Changing the number of characters for language recognition
Language recognition using lexicon software is set up so that only a certain number of characters are taken into consideration. This is usually set to its optimum value at delivery. If it turns out that languages are not being recognized correctly, you can increase the quantity of text that is taken into consideration.

Note
In certain cases, language recognition might not deliver the correct language. In particular, problems can occur when processing documents that are very short or that contain a large number of abbreviations or words loaned from another language.

You modify the lexicon software language recognition by editing the std.langid-config configuration file on the TREX preprocessor. The settings are valid for all indexes on the preprocessor. If you are using more than one TREX preprocessor, you need to modify the configuration file of each preprocessor.

Open the std.langid-config configuration file in the central directory for executable files, <CENTRAL_DIR>\lexicon, in a text editor.
In the section <encodings-languages-covered>, check the list of languages to be taken into consideration for the language recognition procedure. The list is under <list key = "utf_8">.
Delete languages that you do not need, or flag them using .

You can add more languages to the list as needed as long as the languages in question are supported by the language recognition service. The following list shows which languages you can use, and gives the entry that you enter into the list for each language.

Languages supported by TREX

Language	Entry
Chinese (simplified)	<item key = "simplified-chinese" />
Chinese (traditional)	<item key = "traditional-chinese" />
Danish	<item key = "danish" />
German	<item key = "german" />
English	<item key = "english" />
Finnish	<item key = "finnish" />
French	<item key = "french" />
Dutch	<item key = "dutch" />
Italian	<item key = "italian" />
Japanese	<item key = "japanese" />
Korean	<item key = "korean" />
Norwegian (Bokmal)	<item key = "bokmal" />
Norwegian (Nynorsk)	<item key = "nynorsk" />
Portuguese	<item key = "portuguese" />
Swedish	<item key = "swedish" />
Spanish	<item key = "spanish" />

Languages supported by TREX with limited functionality

Language	Entry
Arabic	<item key = "arabic" />
Greek	<item key = "greek" />
Hebrew	<item key = "hebrew" />
Polish	<item key = "polish" />
Romanian	<item key = "romanian" />
Russian	<item key = "russian" />
Thai	<item key = "thai" />
Czech	<item key = "czech" />
Turkish	<item key = "turkish" />
Hungarian	<item key = "hungarian" />

Only limited text-mining functions are currently available for these additional languages. For more information about these languages, seeSupported Languages with Restricted Functionality.

Tip

In the following example, English, French, and Danish are taken into consideration. Italian is not.

<encodings-languages-covered>

...

All documents are converted to URF-8 Unicode format before language recognition takes place.
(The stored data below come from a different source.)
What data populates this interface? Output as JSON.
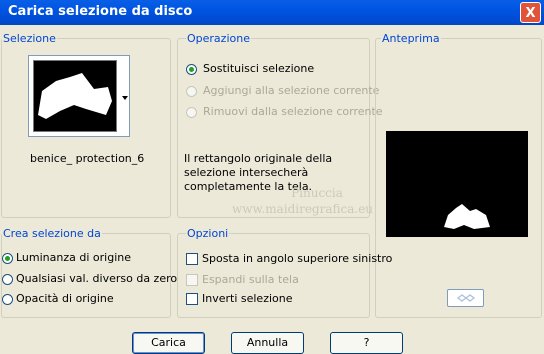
{
  "window": {
    "title": "Carica selezione da disco",
    "close_label": "X"
  },
  "selezione": {
    "label": "Selezione",
    "file_name": "benice_ protection_6"
  },
  "operazione": {
    "label": "Operazione",
    "options": [
      "Sostituisci selezione",
      "Aggiungi alla selezione corrente",
      "Rimuovi dalla selezione corrente"
    ],
    "info": "Il rettangolo originale della selezione intersecherà completamente la tela."
  },
  "anteprima": {
    "label": "Anteprima"
  },
  "crea": {
    "label": "Crea selezione da",
    "options": [
      "Luminanza di origine",
      "Qualsiasi val. diverso da zero",
      "Opacità di origine"
    ]
  },
  "opzioni": {
    "label": "Opzioni",
    "checks": [
      "Sposta in angolo superiore sinistro",
      "Espandi sulla tela",
      "Inverti selezione"
    ]
  },
  "watermark": {
    "line1": "Pinuccia",
    "line2": "www.maidiregrafica.eu"
  },
  "buttons": {
    "load": "Carica",
    "cancel": "Annulla",
    "help": "?"
  }
}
Therefore only the section <list key = "utf_8"> is relevant in the language list. The other types of coding do not need to be modified.

The section <remove-markup-content> contains a list of markings that are ignored when language recognition takes place. All texts with these markings are ignored.
Tip
The following example shows a section of the list.

<remove-markup-content>

<item key = "applet" />

<item key = "code" />

<item key = "script" />

...

<item key = "title" />

For example, if JavaScript programs (marked by <script>) occur in HTML documents, they are ignored when language recognition takes place.

If necessary, you can add more elements to the list, or remove existing elements from the list.

Tip
You have French documents that also contain a short summary in English. The summary is marked with the tag <English-Abstract>: <English-Abstract> This is the abstract in English. ... </English-Abstract>. Add the line <item key = "english-abstract" />to the list mentioned above.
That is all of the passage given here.